The sun had set, and I was walking across the vast, empty asphalt expanse that is the Hawthorne parking lot after hours. The races had ended over an hour before. It was only in such desolation that my excitement over the ninth race today finally felt warranted.
The nightcap is the Super High Five race, which means it typically boasts the biggest field of the day. That means it is typically a beaten $5,000 or even $4,000 claimer, since so many horses fit those conditions. Today’s was a little different: a maiden special weight for Illinois-bred fillies ages three and up. The uptick in racing level alone could not justify that sort of excitement. After all, it was hard for me to be more excited than I was to see Mischief N Mayhem hit the track on Saturday, and that race was a $5,000 beaten claimer.
What I already knew was strange was the very specific excitement about a race in which I had no raging horse crush. There was no daughter of Curlin in the field, no daughter of Fort Prado, no second-time starter who had stolen my heart in the paddock last out.
There were a couple of as yet unraced half-siblings to well-known Illinois-breds in the race. Wildwood Silk is half to I Got It All, who just ran third behind Golden Lad and Ride On Curlin in the Essex. Tam is half to Kepi, an ultra-consistent racemare who has won a pair of state-bred stakes and is currently working toward her seven-year-old debut. At first it seemed like this might be it, but I know better than to let myself get too excited about half-siblings before they have raced yet. As useful as it is as a hook to get others interested in a race, a voice in the back of my head always taunts me when I bring it up. After all, if that were any kind of reliable indicator, the names Ms Deep Cover and Comic Hero would be the stuff of legend.
It was only on the walk out that my excitement for the race justified itself. I ran back through the race in my mind. Wildwood Silk won it impressively by a dozen lengths. Though the rail bias helped, she looked so poised in the paddock and ran so confidently that it could not have been just the track that got her home a dozen lengths in front. Watching her cross the wire, it was impossible to avoid mentally penciling her in for next month’s Pretty Jenny Stakes.
Even though Wildwood Silk won by so much, this was a legitimate maiden special weight field, especially for the state-bred ranks. The other two first-time starters merit a close eye. Tam, who looked bit more interesting at two turns on paper, ran a surprisingly good race for a six-furlong dirt sprint. She finished a clear second…far behind Wildwood Silk, but with daylight behind her and third-place Precious Abbey. Even the other first-time starter, Dayin Deauville, could improve with a better post draw or a day with a bit less rail bias.

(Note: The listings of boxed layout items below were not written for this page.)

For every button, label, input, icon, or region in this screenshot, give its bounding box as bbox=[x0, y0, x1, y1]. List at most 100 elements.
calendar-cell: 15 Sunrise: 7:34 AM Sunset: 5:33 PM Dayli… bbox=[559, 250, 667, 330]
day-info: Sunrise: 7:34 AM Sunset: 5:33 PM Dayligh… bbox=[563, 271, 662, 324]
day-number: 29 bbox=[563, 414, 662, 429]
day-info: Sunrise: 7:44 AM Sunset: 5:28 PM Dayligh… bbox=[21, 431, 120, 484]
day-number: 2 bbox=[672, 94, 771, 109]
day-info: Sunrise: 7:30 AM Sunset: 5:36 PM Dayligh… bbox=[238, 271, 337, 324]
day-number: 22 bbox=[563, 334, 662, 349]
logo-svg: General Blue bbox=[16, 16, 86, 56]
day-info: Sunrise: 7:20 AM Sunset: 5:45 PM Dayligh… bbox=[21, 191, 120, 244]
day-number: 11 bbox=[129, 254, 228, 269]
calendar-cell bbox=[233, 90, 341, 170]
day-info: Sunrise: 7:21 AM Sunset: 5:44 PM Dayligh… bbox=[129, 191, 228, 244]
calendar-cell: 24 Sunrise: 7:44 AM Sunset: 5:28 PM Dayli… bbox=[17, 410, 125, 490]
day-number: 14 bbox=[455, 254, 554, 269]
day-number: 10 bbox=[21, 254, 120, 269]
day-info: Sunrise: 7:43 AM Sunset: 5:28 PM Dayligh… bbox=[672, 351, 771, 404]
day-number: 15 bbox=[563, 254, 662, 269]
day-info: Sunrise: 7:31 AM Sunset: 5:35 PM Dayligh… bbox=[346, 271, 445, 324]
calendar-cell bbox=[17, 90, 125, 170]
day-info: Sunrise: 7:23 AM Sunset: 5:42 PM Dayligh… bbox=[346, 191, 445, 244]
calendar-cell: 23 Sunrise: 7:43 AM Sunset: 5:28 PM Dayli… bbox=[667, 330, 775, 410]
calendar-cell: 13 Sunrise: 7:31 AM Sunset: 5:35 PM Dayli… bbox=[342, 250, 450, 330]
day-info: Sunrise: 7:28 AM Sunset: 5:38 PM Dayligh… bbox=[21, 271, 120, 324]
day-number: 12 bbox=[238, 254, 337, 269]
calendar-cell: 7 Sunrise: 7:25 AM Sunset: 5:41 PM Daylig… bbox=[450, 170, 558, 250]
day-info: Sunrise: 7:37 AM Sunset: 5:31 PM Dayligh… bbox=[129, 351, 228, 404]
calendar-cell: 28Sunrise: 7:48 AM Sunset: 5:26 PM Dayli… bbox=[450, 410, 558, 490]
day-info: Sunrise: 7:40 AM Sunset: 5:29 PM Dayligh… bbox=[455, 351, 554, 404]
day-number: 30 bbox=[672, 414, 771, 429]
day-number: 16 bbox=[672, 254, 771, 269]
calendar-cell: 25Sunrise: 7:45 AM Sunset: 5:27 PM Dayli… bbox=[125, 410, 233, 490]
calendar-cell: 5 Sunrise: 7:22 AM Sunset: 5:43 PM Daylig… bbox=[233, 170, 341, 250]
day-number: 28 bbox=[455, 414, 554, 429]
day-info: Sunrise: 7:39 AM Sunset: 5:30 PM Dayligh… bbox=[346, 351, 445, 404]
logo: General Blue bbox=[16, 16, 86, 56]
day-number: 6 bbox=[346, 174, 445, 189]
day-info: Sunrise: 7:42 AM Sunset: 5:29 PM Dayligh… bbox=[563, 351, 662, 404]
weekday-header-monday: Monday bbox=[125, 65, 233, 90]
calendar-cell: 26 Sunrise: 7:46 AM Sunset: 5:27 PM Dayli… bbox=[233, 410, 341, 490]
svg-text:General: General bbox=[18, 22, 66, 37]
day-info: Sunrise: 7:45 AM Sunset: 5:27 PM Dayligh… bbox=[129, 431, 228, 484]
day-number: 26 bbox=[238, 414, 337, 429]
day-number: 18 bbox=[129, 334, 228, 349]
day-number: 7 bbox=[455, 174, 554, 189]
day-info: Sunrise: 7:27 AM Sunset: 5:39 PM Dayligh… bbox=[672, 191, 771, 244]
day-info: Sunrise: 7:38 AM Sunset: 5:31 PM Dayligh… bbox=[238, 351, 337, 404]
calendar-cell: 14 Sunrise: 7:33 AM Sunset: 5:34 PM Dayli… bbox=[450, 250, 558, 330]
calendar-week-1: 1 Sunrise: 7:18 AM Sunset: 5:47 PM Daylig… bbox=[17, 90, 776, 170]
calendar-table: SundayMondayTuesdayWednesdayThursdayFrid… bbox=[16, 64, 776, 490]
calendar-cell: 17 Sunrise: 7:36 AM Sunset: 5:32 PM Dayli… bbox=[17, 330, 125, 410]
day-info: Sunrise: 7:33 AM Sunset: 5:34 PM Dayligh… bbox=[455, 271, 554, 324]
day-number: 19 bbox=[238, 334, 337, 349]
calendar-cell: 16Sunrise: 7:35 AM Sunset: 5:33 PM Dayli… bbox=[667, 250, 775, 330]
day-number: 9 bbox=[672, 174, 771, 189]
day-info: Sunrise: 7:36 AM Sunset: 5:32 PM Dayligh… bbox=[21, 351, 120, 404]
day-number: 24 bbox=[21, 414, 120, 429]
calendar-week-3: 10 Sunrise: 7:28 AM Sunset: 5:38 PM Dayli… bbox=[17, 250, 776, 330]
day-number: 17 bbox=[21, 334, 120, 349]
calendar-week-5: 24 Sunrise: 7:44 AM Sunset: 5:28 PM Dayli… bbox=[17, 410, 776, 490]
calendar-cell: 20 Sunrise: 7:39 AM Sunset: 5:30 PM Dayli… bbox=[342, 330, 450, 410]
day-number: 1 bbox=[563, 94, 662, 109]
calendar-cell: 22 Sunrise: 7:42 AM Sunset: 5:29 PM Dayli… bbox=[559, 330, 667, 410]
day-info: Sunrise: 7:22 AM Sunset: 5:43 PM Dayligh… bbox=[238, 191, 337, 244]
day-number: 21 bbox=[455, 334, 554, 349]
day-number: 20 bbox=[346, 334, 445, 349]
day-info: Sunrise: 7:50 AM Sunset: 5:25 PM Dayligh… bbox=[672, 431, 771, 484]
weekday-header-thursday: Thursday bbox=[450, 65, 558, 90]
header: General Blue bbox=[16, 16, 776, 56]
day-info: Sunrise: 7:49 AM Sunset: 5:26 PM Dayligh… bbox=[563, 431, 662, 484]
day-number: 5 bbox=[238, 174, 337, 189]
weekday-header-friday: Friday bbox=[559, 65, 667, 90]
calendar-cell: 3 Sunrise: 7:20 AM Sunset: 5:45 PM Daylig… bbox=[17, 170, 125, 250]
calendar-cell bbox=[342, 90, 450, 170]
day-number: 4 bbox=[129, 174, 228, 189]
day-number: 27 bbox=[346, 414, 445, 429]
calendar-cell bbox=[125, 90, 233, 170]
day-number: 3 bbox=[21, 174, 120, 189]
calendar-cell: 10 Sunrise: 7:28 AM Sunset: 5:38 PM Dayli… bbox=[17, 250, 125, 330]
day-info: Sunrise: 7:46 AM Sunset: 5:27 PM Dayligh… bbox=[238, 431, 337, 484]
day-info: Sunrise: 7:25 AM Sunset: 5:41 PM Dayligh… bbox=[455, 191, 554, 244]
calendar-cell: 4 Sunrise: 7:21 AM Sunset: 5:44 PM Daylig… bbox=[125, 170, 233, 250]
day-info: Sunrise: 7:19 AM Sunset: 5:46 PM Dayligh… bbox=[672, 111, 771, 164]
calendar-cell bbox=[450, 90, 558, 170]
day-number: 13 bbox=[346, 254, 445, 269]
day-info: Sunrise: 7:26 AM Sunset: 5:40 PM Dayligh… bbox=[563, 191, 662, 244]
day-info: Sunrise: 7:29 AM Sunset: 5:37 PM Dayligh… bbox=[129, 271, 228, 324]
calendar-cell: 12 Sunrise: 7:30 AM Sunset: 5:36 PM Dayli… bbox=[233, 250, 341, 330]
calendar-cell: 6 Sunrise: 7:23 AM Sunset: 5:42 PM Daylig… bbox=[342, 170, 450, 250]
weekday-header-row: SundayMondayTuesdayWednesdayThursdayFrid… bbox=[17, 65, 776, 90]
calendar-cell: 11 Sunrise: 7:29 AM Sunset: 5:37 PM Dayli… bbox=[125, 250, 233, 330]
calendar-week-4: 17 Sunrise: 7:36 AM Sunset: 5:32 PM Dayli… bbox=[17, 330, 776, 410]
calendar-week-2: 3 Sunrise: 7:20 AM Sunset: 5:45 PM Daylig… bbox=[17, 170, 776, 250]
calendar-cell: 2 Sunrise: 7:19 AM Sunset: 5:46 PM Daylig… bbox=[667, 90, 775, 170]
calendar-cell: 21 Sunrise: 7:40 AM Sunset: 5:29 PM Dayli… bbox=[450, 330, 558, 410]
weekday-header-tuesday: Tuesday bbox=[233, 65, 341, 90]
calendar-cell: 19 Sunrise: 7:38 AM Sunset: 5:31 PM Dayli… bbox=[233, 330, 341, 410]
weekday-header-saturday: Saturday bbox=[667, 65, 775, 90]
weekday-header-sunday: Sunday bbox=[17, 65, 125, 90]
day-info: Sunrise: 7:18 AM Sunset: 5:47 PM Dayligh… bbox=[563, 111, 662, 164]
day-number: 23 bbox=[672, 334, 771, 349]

Her worktab suggested she could hold her own with stablemate Wildwood Silk, and she remained interested enough to pass horses late. The three first-timers, all sophomores, had all held their own against a field that included older.
Last year’s two-year-old filly division had a pair of shining stars. Timeaday won the Showtime Deb Stakes convincingly, finished third in an open AOC against males, and won an open allowance against fillies. Tizgorgeous outgamed Razamajazil to take the Pat Whitworth Illinois Futurity and had finished a clear second in the Showtime Deb.
Beyond Timeaday and Tizgorgeous, the rest of the crop looked about as far back as Rock Shandy was compared to Dortmund and Firing Line in the Robert B. Lewis last month. The division’s depth was so questionable that my third-place vote on the Illinois Champions ballot went to an open allowance winner at Keeneland, Prado’s Sweet Ride. It was not her fault that there was no turf stakes for state-bred juveniles. She successfully took her show on the road, and prevailed over open company. I stand by that vote. Even so, I wish there had been a bit more stakes-level success beyond the two heavyweights of the division.
Therein lied the significance of today’s Hawthorne ninth. With as sparse as the juvenile fillies division in Illinois looked last year, a new year has come. Three-year-old fillies are coming out of the woodwork, and the group should be more competitive this year.
I cannot wait to see Tizgorgeous make her three-year-old debut, or for Timeaday to (hopefully) make her way back to Chicago from Oaklawn to race around Chicago again. However, the upper-crust Illinois-bred races will not be as exciting without legitimate contenders for them to face. Worthy Illinois-bred adversaries will make their return more fun, and today’s race suggested that sharp new contenders await.